The two couples are in tension with another set of four: Mrs. Kast (Brigitte Mira) who has some kind of underground or criminal relationship with Mr. Christ – ‘Ali Ben Basset has been murdered in Paris. We are the only two left,’ he tells her, a sort of McGuffin as this remains external to the main narrative but adds clouds of narrative possibilities that overhang but are never brought into focus. Just like Mrs. Kast’s son Gabriel (Volker Spengler), boot-boy and plagiarist, at the beginning of the film when he asks the petrol station attendant. ‘Have you ever been to hell?’ ‘Yes’.

dolls

The other two of that outside four are Angela herself and her nanny, Traunitz (Macha Méril). Traunitz has the kind of easy relationship with her charge that Angela wishes she had with her mother. They listen to techno – Kraftwerk: fun, rhythmic, partial —  instead of symphonies (Mahler’s Symphony No.8)  aiming for the totalising and divine. Traunitz herself is conducting a sexual relationship with Gabriel, who reciprocates though he seems himself as more androgynous, sexually more anarchic; and that includes a sexual tension depicted with Angela, who discovered he was a plagiarist years before and has the upper hand.

 

Fassbinder turns the tables here and explores the cruelty and harshness of the small and the weak to show the power and ruthlessness of the victim. That is basically the function of the character of the daughter. The mother is as is usual with Carstensen’s characters for Fassbinder, the target and recipient of much of the film’s sadism.

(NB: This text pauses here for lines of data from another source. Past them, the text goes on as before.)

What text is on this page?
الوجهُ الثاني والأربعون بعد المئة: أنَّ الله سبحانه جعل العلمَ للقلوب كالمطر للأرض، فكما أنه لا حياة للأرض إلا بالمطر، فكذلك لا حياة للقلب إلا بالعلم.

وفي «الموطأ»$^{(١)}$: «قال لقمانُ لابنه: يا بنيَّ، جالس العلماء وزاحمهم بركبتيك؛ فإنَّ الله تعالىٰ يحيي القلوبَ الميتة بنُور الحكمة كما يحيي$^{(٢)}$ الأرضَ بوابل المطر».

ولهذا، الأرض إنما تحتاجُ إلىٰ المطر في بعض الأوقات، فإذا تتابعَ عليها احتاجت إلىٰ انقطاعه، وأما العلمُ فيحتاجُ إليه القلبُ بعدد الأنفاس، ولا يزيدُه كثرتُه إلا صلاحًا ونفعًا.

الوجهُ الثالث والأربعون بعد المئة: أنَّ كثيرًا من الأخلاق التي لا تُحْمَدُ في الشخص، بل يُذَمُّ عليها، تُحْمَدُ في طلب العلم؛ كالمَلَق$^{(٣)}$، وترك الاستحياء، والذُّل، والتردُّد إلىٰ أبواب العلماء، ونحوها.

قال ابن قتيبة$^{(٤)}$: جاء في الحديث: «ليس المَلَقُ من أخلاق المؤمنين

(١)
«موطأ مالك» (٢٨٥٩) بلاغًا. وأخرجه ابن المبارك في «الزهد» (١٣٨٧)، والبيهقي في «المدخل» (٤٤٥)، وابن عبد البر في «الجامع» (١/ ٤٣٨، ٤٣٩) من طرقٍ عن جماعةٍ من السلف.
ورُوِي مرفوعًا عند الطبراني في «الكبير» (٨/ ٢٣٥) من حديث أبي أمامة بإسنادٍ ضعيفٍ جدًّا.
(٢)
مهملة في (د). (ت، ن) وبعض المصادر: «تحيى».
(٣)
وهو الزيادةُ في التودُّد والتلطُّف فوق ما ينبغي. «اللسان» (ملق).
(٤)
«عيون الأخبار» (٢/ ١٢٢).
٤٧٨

rhyming shot and another kind of discovery

When the game of Chinese Roulette begins, the verbal rapiers begin to wound, culminating in the question, ‘What Would This Person Have Been in The Third Reich?’ The film ends mysteriously with the sound of a gunshot, a night-time procession and a quotation from Christian wedding vows; a somewhat reductive ending as the film seems to have been about so much more than that.

 

According to wiki, Andrew Sarris devoted a whole university course to CHINESE ROULETTE.  I can understand why.